Rank-and-file students and workers will not stick around for exhausting four-hour meetings on organizational matters that are regularly disrupted by the speech-making of the right-wing. They want action. They want solutions to their pressing problems.

At the last assembly, held on March 1st, the supporters of Fightback and many activists around them engaged the assembly to support two resolutions, one on Free Education and another on building a Campaign for Free Education (see below). The resolutions, which the majority of the crowd was interested in discussing, was shot-down from the agenda despite a majority vote, because two-thirds support was needed to adjust the agenda. A two-thirds vote is an absurd way of carrying forward a massive assembly, and allows student bureaucrats and the right-wing who are afraid of real political debate to stifle the movement.

The assembly needs open political discussion and debate on concrete campaigns. The Campaign for Free Education is the bread & butter struggle that will relate to the tens of thousands of students across this province who are struggling to pay their tuition fees and are leaving school with massive amounts of debt. The assembly must play a central role in raising this demand, popularizing it through agitation and forums, and directly pressuring and intervening in the Student Union locals (of the CFS) to challenge the apathetic leadership as to ensure the organizing of mass demonstrations and student strike action.

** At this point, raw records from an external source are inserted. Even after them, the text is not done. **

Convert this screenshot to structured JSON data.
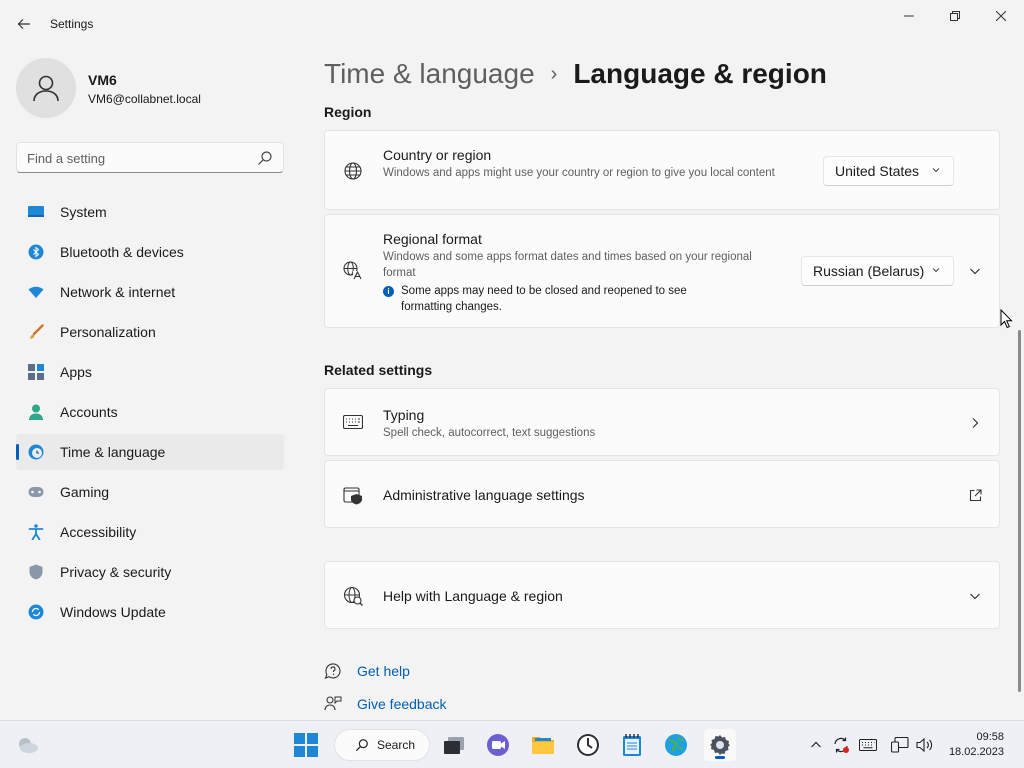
{
  "window": {
    "app_title": "Settings"
  },
  "profile": {
    "name": "VM6",
    "email": "VM6@collabnet.local"
  },
  "search": {
    "placeholder": "Find a setting"
  },
  "sidebar": {
    "items": [
      {
        "label": "System",
        "icon": "system-icon"
      },
      {
        "label": "Bluetooth & devices",
        "icon": "bluetooth-icon"
      },
      {
        "label": "Network & internet",
        "icon": "wifi-icon"
      },
      {
        "label": "Personalization",
        "icon": "brush-icon"
      },
      {
        "label": "Apps",
        "icon": "apps-icon"
      },
      {
        "label": "Accounts",
        "icon": "person-icon"
      },
      {
        "label": "Time & language",
        "icon": "globe-clock-icon",
        "active": true
      },
      {
        "label": "Gaming",
        "icon": "gamepad-icon"
      },
      {
        "label": "Accessibility",
        "icon": "accessibility-icon"
      },
      {
        "label": "Privacy & security",
        "icon": "shield-icon"
      },
      {
        "label": "Windows Update",
        "icon": "update-icon"
      }
    ]
  },
  "breadcrumb": {
    "parent": "Time & language",
    "separator": "›",
    "current": "Language & region"
  },
  "region_section": {
    "title": "Region",
    "country": {
      "title": "Country or region",
      "description": "Windows and apps might use your country or region to give you local content",
      "value": "United States"
    },
    "format": {
      "title": "Regional format",
      "description": "Windows and some apps format dates and times based on your regional format",
      "info": "Some apps may need to be closed and reopened to see formatting changes.",
      "value": "Russian (Belarus)"
    }
  },
  "related_section": {
    "title": "Related settings",
    "typing": {
      "title": "Typing",
      "description": "Spell check, autocorrect, text suggestions"
    },
    "admin": {
      "title": "Administrative language settings"
    }
  },
  "help_card": {
    "title": "Help with Language & region"
  },
  "links": {
    "get_help": "Get help",
    "give_feedback": "Give feedback"
  },
  "taskbar": {
    "search_label": "Search",
    "time": "09:58",
    "date": "18.02.2023"
  },
  "colors": {
    "accent": "#005fb8",
    "background": "#f3f3f3",
    "card": "#fbfbfb"
  }
}
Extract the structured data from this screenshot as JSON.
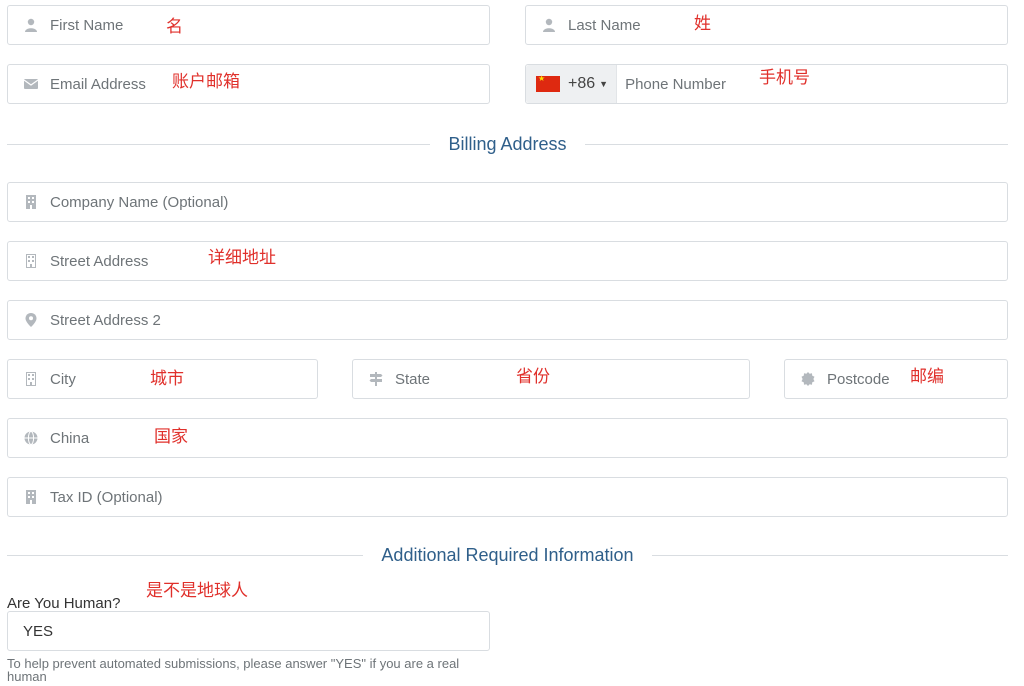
{
  "fields": {
    "first_name": "First Name",
    "last_name": "Last Name",
    "email": "Email Address",
    "phone": {
      "dial_code": "+86",
      "placeholder": "Phone Number"
    },
    "company": "Company Name (Optional)",
    "street": "Street Address",
    "street2": "Street Address 2",
    "city": "City",
    "state": "State",
    "postcode": "Postcode",
    "country": "China",
    "tax_id": "Tax ID (Optional)"
  },
  "sections": {
    "billing": "Billing Address",
    "additional": "Additional Required Information"
  },
  "human": {
    "label": "Are You Human?",
    "value": "YES",
    "help": "To help prevent automated submissions, please answer \"YES\" if you are a real human"
  },
  "notes": {
    "first_name": "名",
    "last_name": "姓",
    "email": "账户邮箱",
    "phone": "手机号",
    "street": "详细地址",
    "city": "城市",
    "state": "省份",
    "postcode": "邮编",
    "country": "国家",
    "human": "是不是地球人"
  },
  "colors": {
    "annotation": "#e0302b",
    "section_title": "#2f5f8a",
    "border": "#d9dde1"
  }
}
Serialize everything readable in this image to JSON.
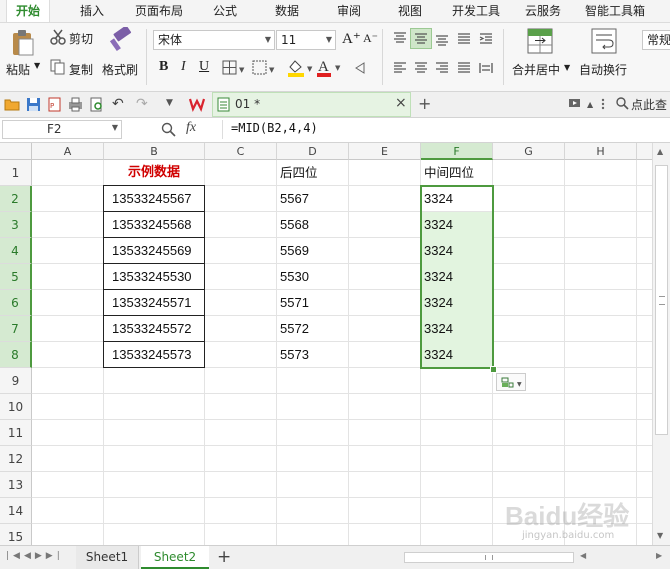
{
  "menu": {
    "tabs": [
      "开始",
      "插入",
      "页面布局",
      "公式",
      "数据",
      "审阅",
      "视图",
      "开发工具",
      "云服务",
      "智能工具箱"
    ],
    "active_index": 0
  },
  "ribbon": {
    "paste_label": "粘贴",
    "cut_label": "剪切",
    "copy_label": "复制",
    "format_painter_label": "格式刷",
    "font_name": "宋体",
    "font_size": "11",
    "merge_center_label": "合并居中",
    "wrap_text_label": "自动换行",
    "number_format": "常规",
    "bold": "B",
    "italic": "I",
    "underline": "U",
    "font_color_letter": "A",
    "grow_font": "A⁺",
    "shrink_font": "A⁻",
    "accent_color": "#2e8b2e",
    "fill_color": "#ffd700",
    "font_color": "#e02020"
  },
  "qabar": {
    "doc_name": "01 *",
    "search_label": "点此查"
  },
  "formula_bar": {
    "name_box": "F2",
    "fx_label": "fx",
    "formula": "=MID(B2,4,4)"
  },
  "sheet": {
    "columns": [
      "A",
      "B",
      "C",
      "D",
      "E",
      "F",
      "G",
      "H"
    ],
    "selected_column": "F",
    "rows": [
      "1",
      "2",
      "3",
      "4",
      "5",
      "6",
      "7",
      "8",
      "9",
      "10",
      "11",
      "12",
      "13",
      "14",
      "15"
    ],
    "header_b": "示例数据",
    "header_d": "后四位",
    "header_f": "中间四位",
    "col_b": [
      "13533245567",
      "13533245568",
      "13533245569",
      "13533245530",
      "13533245571",
      "13533245572",
      "13533245573"
    ],
    "col_d": [
      "5567",
      "5568",
      "5569",
      "5530",
      "5571",
      "5572",
      "5573"
    ],
    "col_f": [
      "3324",
      "3324",
      "3324",
      "3324",
      "3324",
      "3324",
      "3324"
    ],
    "header_b_color": "#d00000",
    "selection_color": "#4e9a3f",
    "selection_fill": "#e2f4df"
  },
  "sheet_tabs": [
    "Sheet1",
    "Sheet2"
  ],
  "active_sheet": "Sheet2",
  "watermark": {
    "text": "Baidu经验",
    "url": "jingyan.baidu.com"
  }
}
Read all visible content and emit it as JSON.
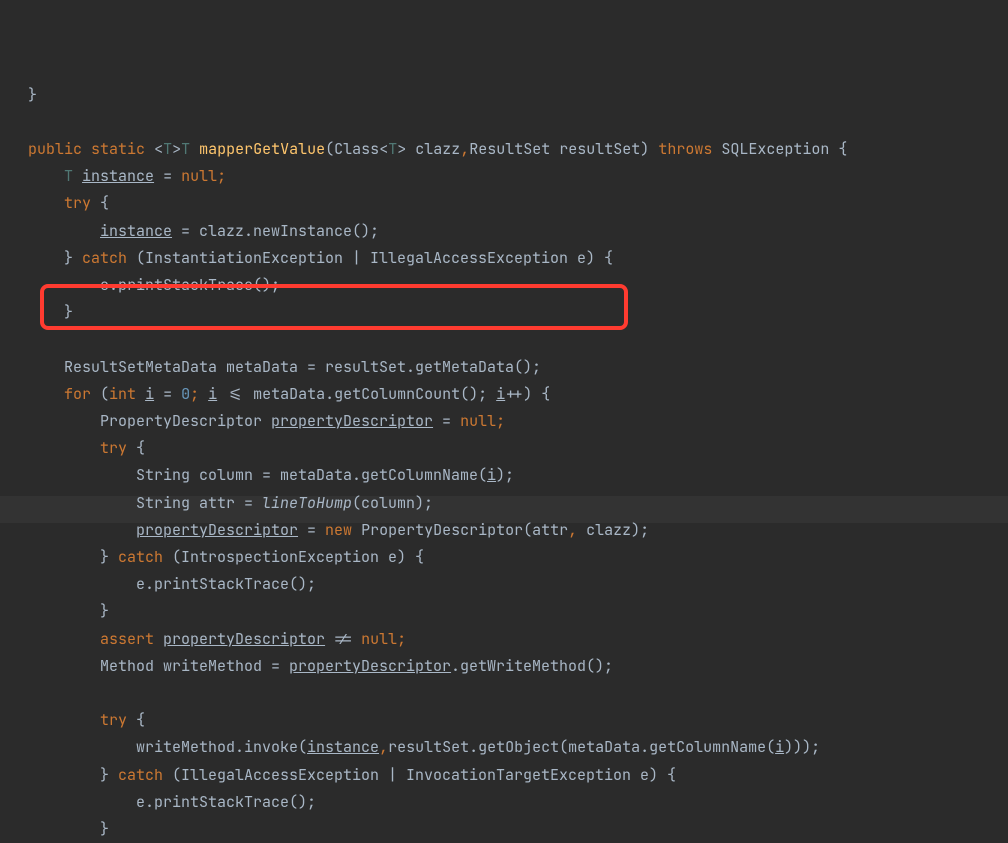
{
  "code": {
    "l0": "}",
    "l2_public": "public",
    "l2_static": "static",
    "l2_lt1": "<",
    "l2_T1": "T",
    "l2_gt1": ">",
    "l2_T2": "T",
    "l2_fn": "mapperGetValue",
    "l2_lp": "(",
    "l2_Class": "Class",
    "l2_lt2": "<",
    "l2_T3": "T",
    "l2_gt2": ">",
    "l2_clazz": " clazz",
    "l2_comma": ",",
    "l2_RS": "ResultSet",
    "l2_rs": " resultSet)",
    "l2_throws": "throws",
    "l2_SQL": "SQLException",
    "l2_ob": "{",
    "l3_T": "T",
    "l3_inst": "instance",
    "l3_eq": " = ",
    "l3_null": "null",
    "l3_semi": ";",
    "l4_try": "try",
    "l4_ob": " {",
    "l5_inst": "instance",
    "l5_eq": " = clazz.newInstance();",
    "l6_cb": "} ",
    "l6_catch": "catch",
    "l6_args": " (InstantiationException | IllegalAccessException e) {",
    "l7": "e.printStackTrace();",
    "l8": "}",
    "l10_pre": "ResultSetMetaData metaData = resultSet.getMetaData();",
    "l11_for": "for",
    "l11_lp": " (",
    "l11_int": "int",
    "l11_sp1": " ",
    "l11_i1": "i",
    "l11_eq": " = ",
    "l11_zero": "0",
    "l11_semi1": "; ",
    "l11_i2": "i",
    "l11_le": " <= metaData.getColumnCount(); ",
    "l11_i3": "i",
    "l11_pp": "++) {",
    "l12_pre": "PropertyDescriptor ",
    "l12_pd": "propertyDescriptor",
    "l12_eq": " = ",
    "l12_null": "null",
    "l12_semi": ";",
    "l13_try": "try",
    "l13_ob": " {",
    "l14_pre": "String column = metaData.getColumnName(",
    "l14_i": "i",
    "l14_post": ");",
    "l15_pre": "String attr = ",
    "l15_fn": "lineToHump",
    "l15_post": "(column);",
    "l16_pd": "propertyDescriptor",
    "l16_eq": " = ",
    "l16_new": "new",
    "l16_post": " PropertyDescriptor(attr",
    "l16_c": ",",
    "l16_clazz": " clazz);",
    "l17_cb": "} ",
    "l17_catch": "catch",
    "l17_args": " (IntrospectionException e) {",
    "l18": "e.printStackTrace();",
    "l19": "}",
    "l20_assert": "assert",
    "l20_sp": " ",
    "l20_pd": "propertyDescriptor",
    "l20_ne": " != ",
    "l20_null": "null",
    "l20_semi": ";",
    "l21_pre": "Method writeMethod = ",
    "l21_pd": "propertyDescriptor",
    "l21_post": ".getWriteMethod();",
    "l23_try": "try",
    "l23_ob": " {",
    "l24_pre": "writeMethod.invoke(",
    "l24_inst": "instance",
    "l24_c": ",",
    "l24_mid": "resultSet.getObject(metaData.getColumnName(",
    "l24_i": "i",
    "l24_post": ")));",
    "l25_cb": "} ",
    "l25_catch": "catch",
    "l25_args": " (IllegalAccessException | InvocationTargetException e) {",
    "l26": "e.printStackTrace();",
    "l27": "}"
  }
}
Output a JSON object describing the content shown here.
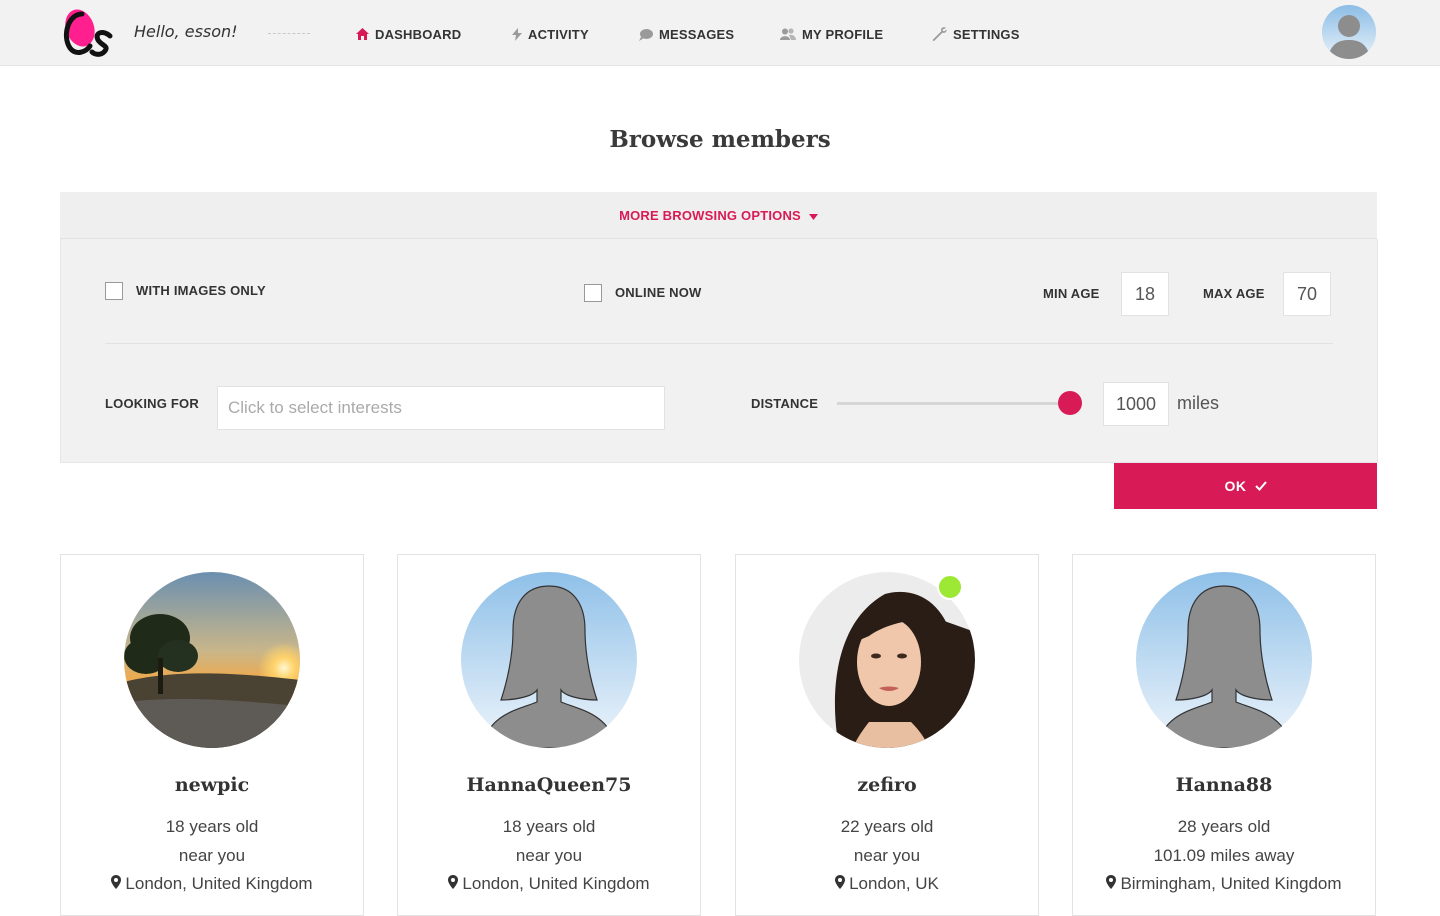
{
  "header": {
    "greeting": "Hello, esson!",
    "nav": [
      {
        "label": "DASHBOARD",
        "icon": "home-icon"
      },
      {
        "label": "ACTIVITY",
        "icon": "bolt-icon"
      },
      {
        "label": "MESSAGES",
        "icon": "chat-bubble-icon"
      },
      {
        "label": "MY PROFILE",
        "icon": "users-icon"
      },
      {
        "label": "SETTINGS",
        "icon": "wrench-icon"
      }
    ],
    "accent_color": "#d81b57"
  },
  "page": {
    "title": "Browse members"
  },
  "filters": {
    "toggle_label": "MORE BROWSING OPTIONS",
    "with_images_label": "WITH IMAGES ONLY",
    "with_images_checked": false,
    "online_now_label": "ONLINE NOW",
    "online_now_checked": false,
    "min_age_label": "MIN AGE",
    "min_age_value": "18",
    "max_age_label": "MAX AGE",
    "max_age_value": "70",
    "looking_for_label": "LOOKING FOR",
    "looking_for_placeholder": "Click to select interests",
    "distance_label": "DISTANCE",
    "distance_value": "1000",
    "distance_unit": "miles",
    "distance_slider_fraction": 1.0,
    "ok_label": "OK"
  },
  "members": [
    {
      "name": "newpic",
      "age": "18 years old",
      "distance": "near you",
      "location": "London, United Kingdom",
      "photo": "sunset-photo",
      "online": false
    },
    {
      "name": "HannaQueen75",
      "age": "18 years old",
      "distance": "near you",
      "location": "London, United Kingdom",
      "photo": "female-silhouette",
      "online": false
    },
    {
      "name": "zefiro",
      "age": "22 years old",
      "distance": "near you",
      "location": "London, UK",
      "photo": "portrait-photo",
      "online": true
    },
    {
      "name": "Hanna88",
      "age": "28 years old",
      "distance": "101.09 miles away",
      "location": "Birmingham, United Kingdom",
      "photo": "female-silhouette",
      "online": false
    }
  ]
}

We hope that these arguments will be considered by our fellow activists. Our hope is that the left can unite itself on concrete principles and demands, and begin to move forward. In this regard, we are committed to supporting the UofT General Assembly despite our concerns that it will fail unless it puts politics and activism in command.

U of T


Resolution #1: Free Post-Secondary Education

Whereas tuition fees have increased by over 300% since 1993, far exceeding the inflation rate and the earning power of the majority of Canadians.

Whereas rising tuition fees makes post-secondary education inaccessible for many youth and working class people.

Whereas for most students, the cost of education is one of the most relevant and impacting challenges they face in their day-to-day lives.

Whereas the Canadian government has made it clear that funding for Free Post-Secondary Education exists, through massive spending over the past year on fighter jets, the war in Afghanistan, G20 summits, corporate tax-cuts and bailouts.

Be it resolved that the UofT General Assembly make the struggle for free and universal education a central priority.

Resolution #2: Campaign for Free Education

Whereas students and workers in Ontario have, in the past, significantly mobilized against tuition fees.

Whereas students in Quebec pay the lowest tuition fees in Canada, largely due to their willingness to protest and engage in strike actions against fee increases.

Whereas students in Britain have engaged in a very successful and popular campaign of mass protests and university occupations against massive fee increases.

Be it resolved that the UofT General Assembly engage in a Campaign for Free Education, which would include student mobilization and political education among students, workers and the broader community.

Be it further resolved that the UofT General Assembly, being made of rank-and-file union members, put pressure upon UTSU, APUS and the GSU to stand up for the interests of the membership by taking a lead on a province-wide campaign for free education.

Be it further resolved that the UofT General Assembly call for annual student union-organized plebiscites to allow students to vote to take strike action against tuition fees.